In June of 2017, Afghan President Ashrah Ghani signed the Cyber Crime Code into law, outlining the proper use of the internet and other communication devices. The code defines what qualifies as a cybercrime – something that had never previously been explained in legislation. With nearly 24 million internet users across Afghanistan, the threat of cyber warfare, gambling, terrorism, and even espionage pushed the state to instill the new code for the protection of citizens and government processes alike.
Since 2002, the nation has increased its phone and internet capabilities exponentially. The communication sector has experienced a distinct economic boom, with more than 120,000 Afghan citizens now working in the telecom sector and the creation of the country’s first truly technologically advanced generation. Increasing access to the internet also brings rise to use of the platform as a means of sociopolitical advocacy for Afghan citizens. Everything from politics, ethnicity, religion, and even sectarianism are discussed on these platforms. Social movements have achieved great success with the help of social media; movements like Uprising for Change in protest of a massive suicide attack in 2017 and The Enlightenment Movement both took flight on social media and were able to spread awareness and information to citizens in a way that would have been impossible before.

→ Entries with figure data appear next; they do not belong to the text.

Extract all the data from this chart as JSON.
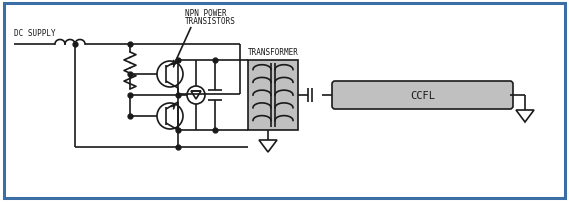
{
  "bg_color": "#ffffff",
  "border_color": "#3a6ea5",
  "line_color": "#1a1a1a",
  "gray_fill": "#c0c0c0",
  "label_dc_supply": "DC SUPPLY",
  "label_npn_line1": "NPN POWER",
  "label_npn_line2": "TRANSISTORS",
  "label_transformer": "TRANSFORMER",
  "label_ccfl": "CCFL"
}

Women in particular have benefitted from this increased connectivity. The publication Motherboard tells the tale of Freshta, an 18-year-old Afghan woman, who enrolled in an online program with the help of her brother, Elham. Elham bought his sister a laptop and a cellphone and registered her for lessons online for three hours, four days a week. He also created social media accounts to allow her to connect and collaborate with her classmates around the world. Such a small step is very important for Afghan women who have long been denied these fundamental experiences.
Just as Freshta’s experience highlights how women are able to capitalize on improvements in internet access to contribute to their educational growth, the increased access also helps to more easily track abuses against all citizens. In March of 2016, a video was posted online depicting two Afghan police officers beating a man and then dragging him behind a truck. As there is currently no monitoring mechanism in place to track abuse reports, the notoriety of the video was what led the government to investigate the incident and punish the abusers. With the widespread adoption of technology, social media posts like these can help to raise national awareness about criminal and human right abuses. Women in particular are increasingly likely to experience online harassment, and privacy threats rank highest against women. Internet access provides a way to bring attention to abuses and is a platform that informs not just the everyday citizen, but also those in power as to what is happening and how the people are responding.

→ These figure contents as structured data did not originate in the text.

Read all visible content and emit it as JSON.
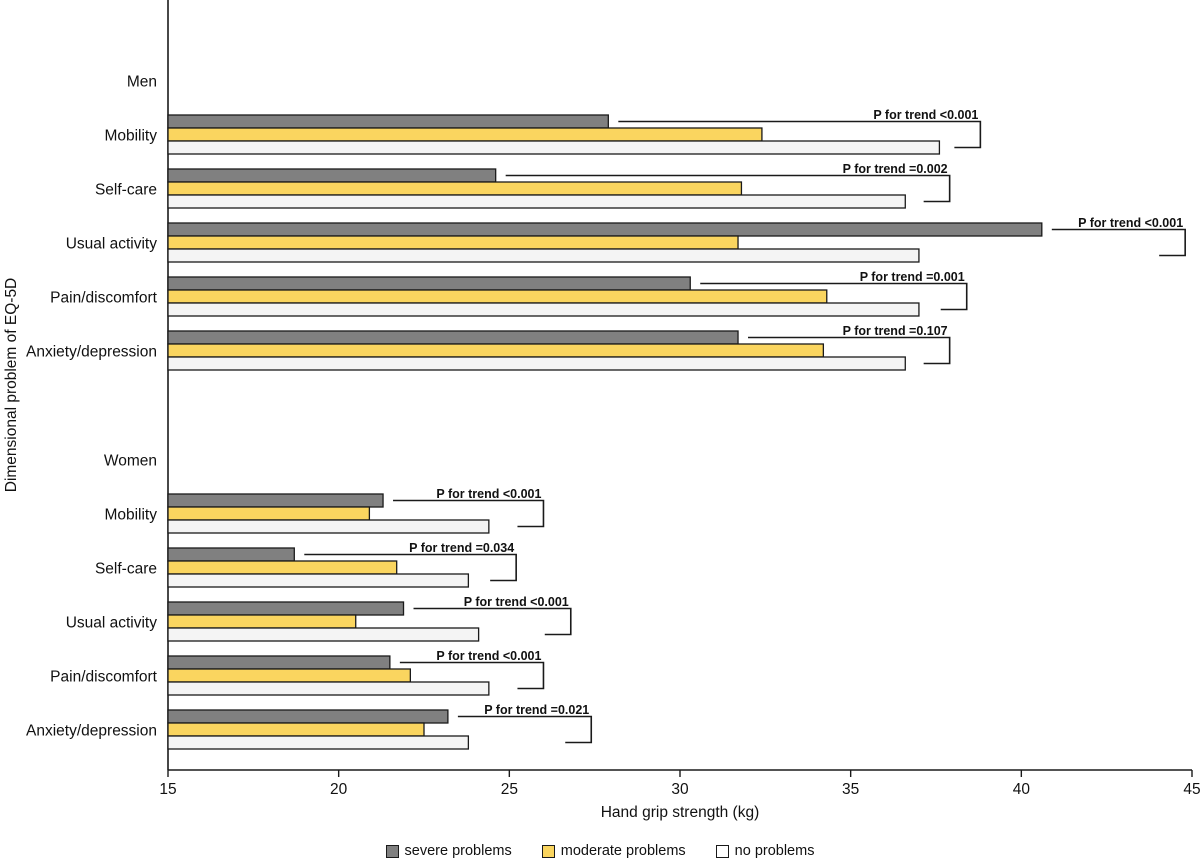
{
  "chart_data": {
    "type": "bar",
    "orientation": "horizontal",
    "title": "",
    "xlabel": "Hand grip strength (kg)",
    "ylabel": "Dimensional problem of EQ-5D",
    "xlim": [
      15,
      45
    ],
    "xticks": [
      15,
      20,
      25,
      30,
      35,
      40,
      45
    ],
    "grid": false,
    "legend_position": "bottom",
    "series": [
      "severe problems",
      "moderate problems",
      "no problems"
    ],
    "colors": {
      "severe": "#808080",
      "moderate": "#FAD55F",
      "no": "#F4F4F4"
    },
    "bar_border_color": "#1a1a1a",
    "sections": [
      {
        "label": "Men",
        "rows": [
          {
            "category": "Mobility",
            "values": {
              "severe": 27.9,
              "moderate": 32.4,
              "no": 37.6
            },
            "p_label": "P for trend <0.001",
            "bracket_end": 38.8
          },
          {
            "category": "Self-care",
            "values": {
              "severe": 24.6,
              "moderate": 31.8,
              "no": 36.6
            },
            "p_label": "P for trend =0.002",
            "bracket_end": 37.9
          },
          {
            "category": "Usual activity",
            "values": {
              "severe": 40.6,
              "moderate": 31.7,
              "no": 37.0
            },
            "p_label": "P for trend <0.001",
            "bracket_end": 44.8
          },
          {
            "category": "Pain/discomfort",
            "values": {
              "severe": 30.3,
              "moderate": 34.3,
              "no": 37.0
            },
            "p_label": "P for trend =0.001",
            "bracket_end": 38.4
          },
          {
            "category": "Anxiety/depression",
            "values": {
              "severe": 31.7,
              "moderate": 34.2,
              "no": 36.6
            },
            "p_label": "P for trend =0.107",
            "bracket_end": 37.9
          }
        ]
      },
      {
        "label": "Women",
        "rows": [
          {
            "category": "Mobility",
            "values": {
              "severe": 21.3,
              "moderate": 20.9,
              "no": 24.4
            },
            "p_label": "P for trend <0.001",
            "bracket_end": 26.0
          },
          {
            "category": "Self-care",
            "values": {
              "severe": 18.7,
              "moderate": 21.7,
              "no": 23.8
            },
            "p_label": "P for trend =0.034",
            "bracket_end": 25.2
          },
          {
            "category": "Usual activity",
            "values": {
              "severe": 21.9,
              "moderate": 20.5,
              "no": 24.1
            },
            "p_label": "P for trend <0.001",
            "bracket_end": 26.8
          },
          {
            "category": "Pain/discomfort",
            "values": {
              "severe": 21.5,
              "moderate": 22.1,
              "no": 24.4
            },
            "p_label": "P for trend <0.001",
            "bracket_end": 26.0
          },
          {
            "category": "Anxiety/depression",
            "values": {
              "severe": 23.2,
              "moderate": 22.5,
              "no": 23.8
            },
            "p_label": "P for trend =0.021",
            "bracket_end": 27.4
          }
        ]
      }
    ]
  },
  "legend": {
    "items": [
      {
        "label": "severe problems",
        "color": "#808080"
      },
      {
        "label": "moderate problems",
        "color": "#FAD55F"
      },
      {
        "label": "no problems",
        "color": "#FFFFFF"
      }
    ]
  }
}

As Afghanistan continues to adjust to its newfound role as a technological player, the government should look for ways to collaborate with civil society organizations to inform citizens on the rights and regulations that make up the Cyber Crime Law as well as to ensure that all citizens are being protected equally under the new law. Media rights-based organizations in Afghanistan continue to advocate for laws and policies that uphold freedom of expression and the right to information, as well as serving as a watchdog of the government to ensure transparency and accountability. Civil society’s involvement will only strengthen the enforcement of the Cyber Crime Law and ensure that the gaps in the law – including women’s privacy and protection – are brought to the attention of decision makers.